Nelle grandi aree urbane il calo è meno marcato (-10,7% sinistri) ma tutte le città presentano miglioramenti, tranne due: a Napoli la situazione è invariata rispetto all’anno precedente e a Bari l’incidentalità è addirittura aumentata del 71%. Tra le cause di incidente cresce enormemente il ruolo delle buche (+17% sulle strade urbane e +27% su quelle extraurbane), ma rimane il fatto che 95 sinistri su 100 sono imputabili al comportamento scorretto dei conducenti.
La sicurezza stradale è quindi un obiettivo da perseguire soprattutto attraverso la formazione di chi impugna un volante o un manubrio. In questa prospettiva Aci ha intensificato il proprio impegno educativo verso i giovani, puntando anche sul network di autoscuole “Ready2Go” che propone nuovi moduli formativi, centrati soprattutto sulla pratica, sui nuovi dispositivi elettronici e sulle tecniche di guida sicura, anche su due ruote.

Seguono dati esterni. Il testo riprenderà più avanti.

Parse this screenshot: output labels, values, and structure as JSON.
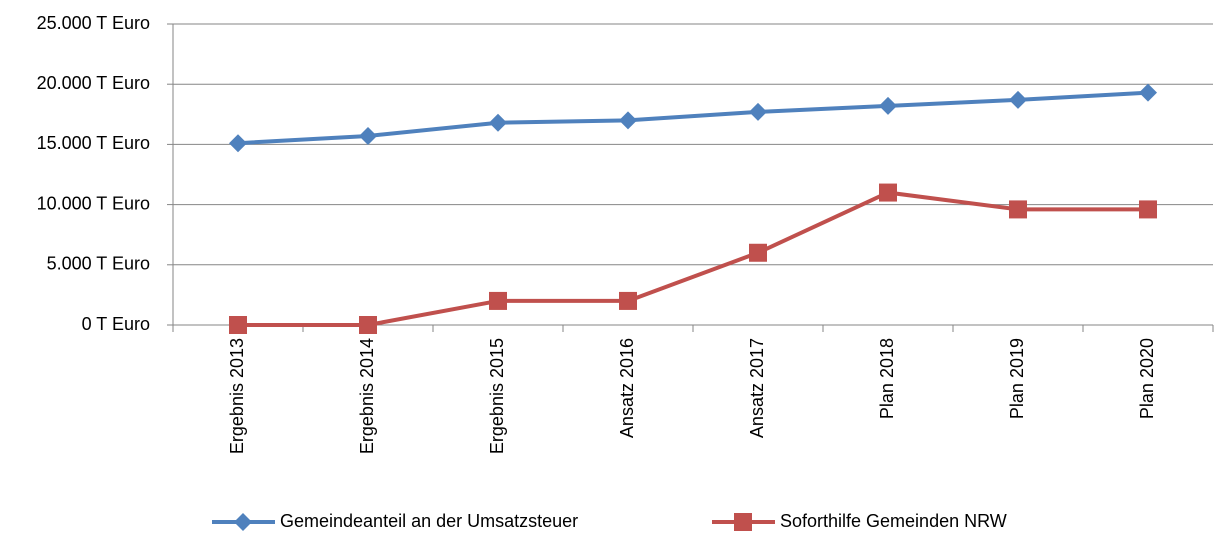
{
  "chart_data": {
    "type": "line",
    "categories": [
      "Ergebnis 2013",
      "Ergebnis 2014",
      "Ergebnis 2015",
      "Ansatz 2016",
      "Ansatz 2017",
      "Plan 2018",
      "Plan 2019",
      "Plan 2020"
    ],
    "series": [
      {
        "name": "Gemeindeanteil an der Umsatzsteuer",
        "color": "#4f81bd",
        "marker": "diamond",
        "values": [
          15100,
          15700,
          16800,
          17000,
          17700,
          18200,
          18700,
          19300
        ]
      },
      {
        "name": "Soforthilfe Gemeinden NRW",
        "color": "#c0504d",
        "marker": "square",
        "values": [
          0,
          0,
          2000,
          2000,
          6000,
          11000,
          9600,
          9600
        ]
      }
    ],
    "ylim": [
      0,
      25000
    ],
    "yticks": [
      {
        "value": 0,
        "label": "0 T Euro"
      },
      {
        "value": 5000,
        "label": "5.000 T Euro"
      },
      {
        "value": 10000,
        "label": "10.000 T Euro"
      },
      {
        "value": 15000,
        "label": "15.000 T Euro"
      },
      {
        "value": 20000,
        "label": "20.000 T Euro"
      },
      {
        "value": 25000,
        "label": "25.000 T Euro"
      }
    ],
    "grid": true,
    "legend": "bottom"
  }
}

Ready2Go, la cui metodologia è stata definita in collaborazione con il Centro di Guida Sicura Aci-Sara di Vallelunga, si avvale di importanti partner pubblici e privati per diffondere efficacemente una nuova cultura della mobilità responsabile, consapevole e sostenibile. Tra questi spicca la collaborazione dell’Automobile Club d’Italia con Givi, leader nel settore due ruote per l’equipaggiamento del motociclista e la sua sicurezza, che si è impegnato nella fornitura di 400 caschi per i corsi propedeutici al conseguimento della patente A.
Givi partecipa attivamente anche alle attività dell’Aci per la formazione e la sensibilizzazione dei giovani sul tema della sicurezza stradale, spiegando in particolar modo il ruolo fondamentale del casco e l’importanza di sostituirlo ogni 5 anni oltre che in caso di forti sollecitazioni.